Constructions of curriculum and pedagogy in a post-MOOC world: policy debates and disciplinary dilemmas in schools and universities

Year: 2013

Author: O'Connor, Kate, Millar, Victoria, Yates Lyn

Type of paper: Abstract refereed

This paper is about the ways in which curriculum and pedagogy are being redrawn in recent moves in schooling and higher education. In schools, teacher professionalism is being recast in pedagogic terms and  curriculum work redefined away from classroom practice (Gerrard and Farrell forthcoming and in this symposium). In universities, a reverse approach is apparent where pedagogy is becoming institutionalised in central units and policies, but the curriculum itself is primarily situated outside the frame of debate (see Barnett and Coates 2005).

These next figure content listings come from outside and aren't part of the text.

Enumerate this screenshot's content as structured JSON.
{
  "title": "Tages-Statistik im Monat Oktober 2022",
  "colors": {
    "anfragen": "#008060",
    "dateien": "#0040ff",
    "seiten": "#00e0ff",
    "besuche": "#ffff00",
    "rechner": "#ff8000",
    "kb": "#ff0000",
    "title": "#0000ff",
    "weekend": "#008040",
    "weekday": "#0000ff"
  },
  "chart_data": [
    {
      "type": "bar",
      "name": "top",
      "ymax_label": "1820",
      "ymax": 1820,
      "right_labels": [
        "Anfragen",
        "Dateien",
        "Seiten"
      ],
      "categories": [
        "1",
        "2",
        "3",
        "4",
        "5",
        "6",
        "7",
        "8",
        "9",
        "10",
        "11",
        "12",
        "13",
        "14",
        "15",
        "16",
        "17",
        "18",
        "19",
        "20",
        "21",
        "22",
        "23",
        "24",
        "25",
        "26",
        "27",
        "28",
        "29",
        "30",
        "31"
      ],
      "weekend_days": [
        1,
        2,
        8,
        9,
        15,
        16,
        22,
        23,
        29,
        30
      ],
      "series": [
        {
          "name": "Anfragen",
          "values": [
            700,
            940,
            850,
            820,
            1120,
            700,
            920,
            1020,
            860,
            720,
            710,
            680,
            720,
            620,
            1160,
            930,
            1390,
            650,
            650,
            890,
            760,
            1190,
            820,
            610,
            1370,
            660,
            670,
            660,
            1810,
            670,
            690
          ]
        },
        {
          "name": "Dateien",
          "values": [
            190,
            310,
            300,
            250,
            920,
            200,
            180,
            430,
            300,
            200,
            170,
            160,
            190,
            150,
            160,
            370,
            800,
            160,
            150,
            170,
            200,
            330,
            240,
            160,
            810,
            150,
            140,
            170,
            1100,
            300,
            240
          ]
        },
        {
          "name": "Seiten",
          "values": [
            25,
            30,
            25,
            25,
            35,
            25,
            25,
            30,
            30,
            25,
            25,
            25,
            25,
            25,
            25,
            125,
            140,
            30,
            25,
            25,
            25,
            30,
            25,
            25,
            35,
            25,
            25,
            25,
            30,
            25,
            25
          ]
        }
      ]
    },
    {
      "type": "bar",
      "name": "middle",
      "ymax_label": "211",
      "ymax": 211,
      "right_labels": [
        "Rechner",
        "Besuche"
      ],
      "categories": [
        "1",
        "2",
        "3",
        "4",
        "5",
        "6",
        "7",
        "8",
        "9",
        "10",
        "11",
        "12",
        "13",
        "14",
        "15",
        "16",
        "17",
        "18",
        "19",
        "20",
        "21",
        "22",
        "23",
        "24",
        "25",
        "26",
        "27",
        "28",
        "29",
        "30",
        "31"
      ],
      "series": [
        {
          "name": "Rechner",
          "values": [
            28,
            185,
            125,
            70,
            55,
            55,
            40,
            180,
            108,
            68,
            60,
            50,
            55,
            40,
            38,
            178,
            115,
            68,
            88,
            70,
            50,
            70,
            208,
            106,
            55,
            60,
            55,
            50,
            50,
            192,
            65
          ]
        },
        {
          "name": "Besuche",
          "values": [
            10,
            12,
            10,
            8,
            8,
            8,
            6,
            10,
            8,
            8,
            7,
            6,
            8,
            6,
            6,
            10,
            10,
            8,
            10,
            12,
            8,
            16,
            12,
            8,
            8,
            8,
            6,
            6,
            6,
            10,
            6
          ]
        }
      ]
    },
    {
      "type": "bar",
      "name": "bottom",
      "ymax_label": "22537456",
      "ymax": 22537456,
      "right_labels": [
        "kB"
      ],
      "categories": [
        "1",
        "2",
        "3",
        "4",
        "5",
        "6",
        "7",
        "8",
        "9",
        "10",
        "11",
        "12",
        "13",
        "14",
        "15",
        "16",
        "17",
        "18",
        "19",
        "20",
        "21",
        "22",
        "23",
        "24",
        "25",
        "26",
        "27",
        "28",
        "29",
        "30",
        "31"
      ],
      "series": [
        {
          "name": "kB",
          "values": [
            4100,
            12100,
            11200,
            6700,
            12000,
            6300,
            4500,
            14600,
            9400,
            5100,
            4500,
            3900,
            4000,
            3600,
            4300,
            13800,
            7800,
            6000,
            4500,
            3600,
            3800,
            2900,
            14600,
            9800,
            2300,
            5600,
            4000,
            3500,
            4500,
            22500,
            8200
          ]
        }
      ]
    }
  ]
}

This is particularly the case in policies and institutional practices promoting innovation in areas of e-learning and student engagement, and has been brought into sharp focus by the global rise of Massive Open Online Courses and debates about its pedagogical implications (e.g. Glennie et al. 2013). In the literature on curriculum inquiry, similar constructions are also emerging, particularly in recent ‘social realist' work which proposes that, against critical pedagogy and the like, the curriculum treat knowledge and its selection as separate from pedagogical concerns including sequencing, motivation and engagement (Young 2008, 2013).
This paper explores this emerging context before looking in more detail at how these concerns are being articulated and interpreted at the level of practice. The discussion draws on interview data from an Australian Research Council funded project which is investigating how teachers and academics in two disciplines (history and physics) understand their field and approach their teaching and the concerns they have about current policy directions. In these interviews, it was evident that for both teachers and academics issues of engagement and motivation were not easily separated from curriculum construction but played an inherent role in the way the discipline and its structure and progression were understood and developed. The paper makes the argument that neither the current policy discourse, nor the debates in curriculum inquiry, adequately capture the ways in which curricular and pedagogical questions interact in practice, and the dilemmas faced by practitioners in both schools and universities in constructing engaging and rigorous disciplinary courses for a diverse student body.